CD Recensies

SCHUMANN: PIANOCONCERT E.A. GRIMAUD

Schumann: Pianoconcert in a op. 54; Clara Schumann: ‘Er ist gekommen’ op. 12/2 en ‘Warum willst du and’re fragen’ op. 12/11’; ‘Am Strande’; Brahms: Cellosonate nr. 1 in e op. 38; Rapsodieën nr. 1 in b op. 79/1 en in g op. 79/2. Hélène Grimaud (piano) met de Staatskapel Dresden o.l.v. Esa-Pekka Salonen c.q. Anne Sofie von Otter (mezzosopraan) en Truls Mørk (cello). DG 477.5719 (79’13”).

 

Wat leert deze nieuwe opname van Grimaud ons? Verschillende dingen. Bijvoorbeeld dat ze geen grillige eendagsvlieg (of moeten we zeggen ‘lonely wolf’?) is, maar dat ze steeds rijpt en beter, interessanter wordt als intussen 36-jarige pianiste. Verder dat ze na haar vorige DG cd Credo met werken van Beethoven, Corigliano en Pärt weloverwogen verrassende muzikale verbanden legt. Haar in 2005 ontstane nieuwe programma draagt de titel ‘Reflection”; dat had ook ‘Love’ kunnen zijn, want ze illustreert hier – met een treffende eigen inleiding in het boekje – de liefdevolle relaties tussen het echtpaar Schumann en Brahms.
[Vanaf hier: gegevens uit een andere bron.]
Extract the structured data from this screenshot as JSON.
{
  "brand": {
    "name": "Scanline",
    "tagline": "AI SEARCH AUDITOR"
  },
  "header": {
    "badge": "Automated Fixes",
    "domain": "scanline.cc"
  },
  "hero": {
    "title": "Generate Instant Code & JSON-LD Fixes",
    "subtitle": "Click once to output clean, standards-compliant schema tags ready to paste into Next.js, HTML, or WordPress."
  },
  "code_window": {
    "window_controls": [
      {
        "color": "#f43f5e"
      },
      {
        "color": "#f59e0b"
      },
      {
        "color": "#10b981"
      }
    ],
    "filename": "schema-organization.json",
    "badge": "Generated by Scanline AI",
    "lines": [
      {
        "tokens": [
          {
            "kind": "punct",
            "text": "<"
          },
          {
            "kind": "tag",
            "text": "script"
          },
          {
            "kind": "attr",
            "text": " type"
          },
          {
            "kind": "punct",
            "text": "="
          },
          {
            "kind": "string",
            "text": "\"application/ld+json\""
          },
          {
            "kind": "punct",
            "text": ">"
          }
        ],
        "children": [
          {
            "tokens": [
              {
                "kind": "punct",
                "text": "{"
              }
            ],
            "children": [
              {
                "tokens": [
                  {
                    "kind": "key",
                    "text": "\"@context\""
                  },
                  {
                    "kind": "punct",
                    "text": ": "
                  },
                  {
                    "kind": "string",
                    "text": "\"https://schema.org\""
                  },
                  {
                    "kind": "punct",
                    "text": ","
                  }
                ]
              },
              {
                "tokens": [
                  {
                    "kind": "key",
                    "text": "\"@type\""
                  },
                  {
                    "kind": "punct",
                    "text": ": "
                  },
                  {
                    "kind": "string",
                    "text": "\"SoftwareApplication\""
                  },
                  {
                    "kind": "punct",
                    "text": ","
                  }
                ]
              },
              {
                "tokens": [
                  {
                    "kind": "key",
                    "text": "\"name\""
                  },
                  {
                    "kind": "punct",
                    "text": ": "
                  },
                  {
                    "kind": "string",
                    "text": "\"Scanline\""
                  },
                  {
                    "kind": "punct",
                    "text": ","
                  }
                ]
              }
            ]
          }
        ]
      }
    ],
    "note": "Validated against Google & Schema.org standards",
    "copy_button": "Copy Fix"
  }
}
In 1991 en 1995 had Grimaud al late pianowerken van Brahms (Denon CO 79782 en Erato 0630-14350-2) vastgelegd, maar in plaats van brokken uit op. 79 alleen op. 116, 117, 118 en 119 en in 1995 had ze het Schumannconcert al opgenomen met het Deutsches Symphonie Orchester Berlijn o.l.v. David Zinman (Erato 0630-11727-2, 0927-49617-2). Toen al eigenlijk alles even stijlvol en overtuigend.

Maar hier is ze gewoonweg nog treffender. In het Schumannconcert zet ze kraakhelder (Franse pianoschool) de contrasten tussen het stormachtig felle en het bezonnen lyrische steviger aan. Briljante, virtuoze en geëngageerde, heel romantische pianistiek zonder enig gezwijmel of blijken van sentimentaliteit, maar alle stemmingswisselingen prachtig en vol joie de vivre naar voren brengend. Salonens begeleiding sluit om haar soli als een fluwelig sterke handschoen. De hele interpretatie straalt een spontane musiceervreugde uit.
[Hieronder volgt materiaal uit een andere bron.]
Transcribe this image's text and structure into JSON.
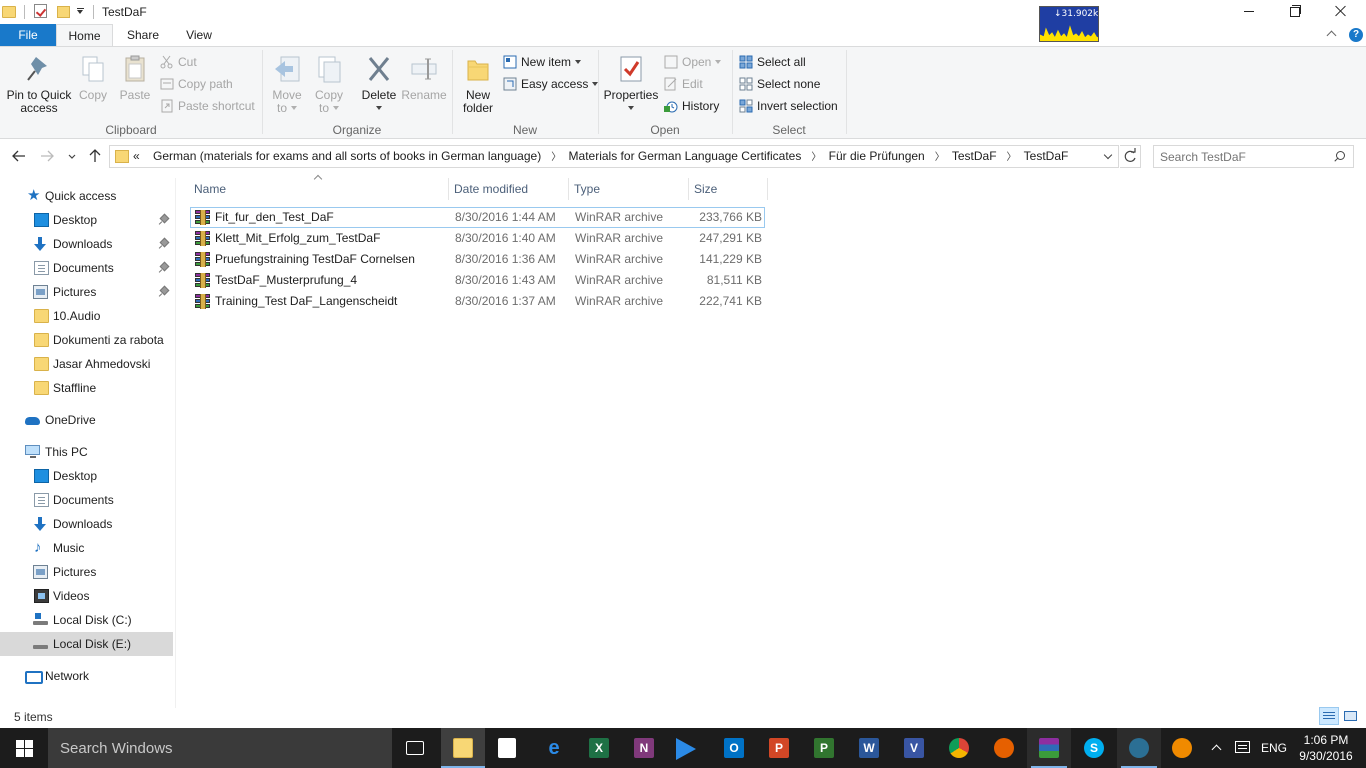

In de maar sporadisch uitgevoerde drie liederen van Clara Schumann vestigt ze vooral ook de aandacht op de frappant mooie pianopartijen zonder dat het ook maar enigszins afbreuk doet aan Von Otters doorleefde, fraaie voordracht die een belangrijke eigen plaats krijgt. Zo’n mooi pleidooi laat ons weer eens beseffen hoe onderschat Clara nog steeds is als componiste èn pianiste.

Volgt een pakkende verklanking van Brahms’ eerste cellosonate met Truls Mørk, ook alweer vol drama en lyriek waar dat nodig is. Het milde, vriendelijke karakter van het werk komt prachtig uit de verf; treffend ook hoe roerend de interpreten het in korte tijd eens zijn geworden over een homogene rijk genuanceerde nu eens felle dan weer bezonnen interpretatie. Dat Grimaud een uitstekend Brahmsvertolkster is, was bekend, dat ze ook voortreffelijk kan begeleiden minder. In de twee Rapsodieën toont ze veel spontaniteit en sfeergevoel. In dit hele programma lijkt ze zichzelf te overtreffen.

Een zeer gemengd geheel als dit zal niet van ieders gading zijn, maar wie de items die de revue passeren eerlijk vergelijkt met de beste nu beschikbare alternatieven – Schumanns concert met bv. Andsnes en Argerich (EMI), Perahia (Sony) en Pires (DG), de Brahmssonate met Schiff (Philips), Rostropovitch (DG) en Harrell (Decca) – zal moeten vaststellen dat Grimaud niet voor hen onderdoet. Voor meer liederen van Clara S. zorgden o.a. Arleen Auger (Avie),  Barbara Bonney (Decca) en Edda Moser (EMI), maar ook daar kan Von Otter zich meten. Op de opnamekwaliteit (balans!) valt nauwelijks wat aan te merken.

Wat Grimaud betreft tot (voorlopig) slot: ze illustreert de steeds door de veldwachter in Joh. Kievits Dik Trom herhaalde opmerking: “t’Is een bijzonder kind en dat is het!” Verder gaat ze met langere, donkere haren geleidelijk meer op Martha Argerich lijken. Symbolisch toeval?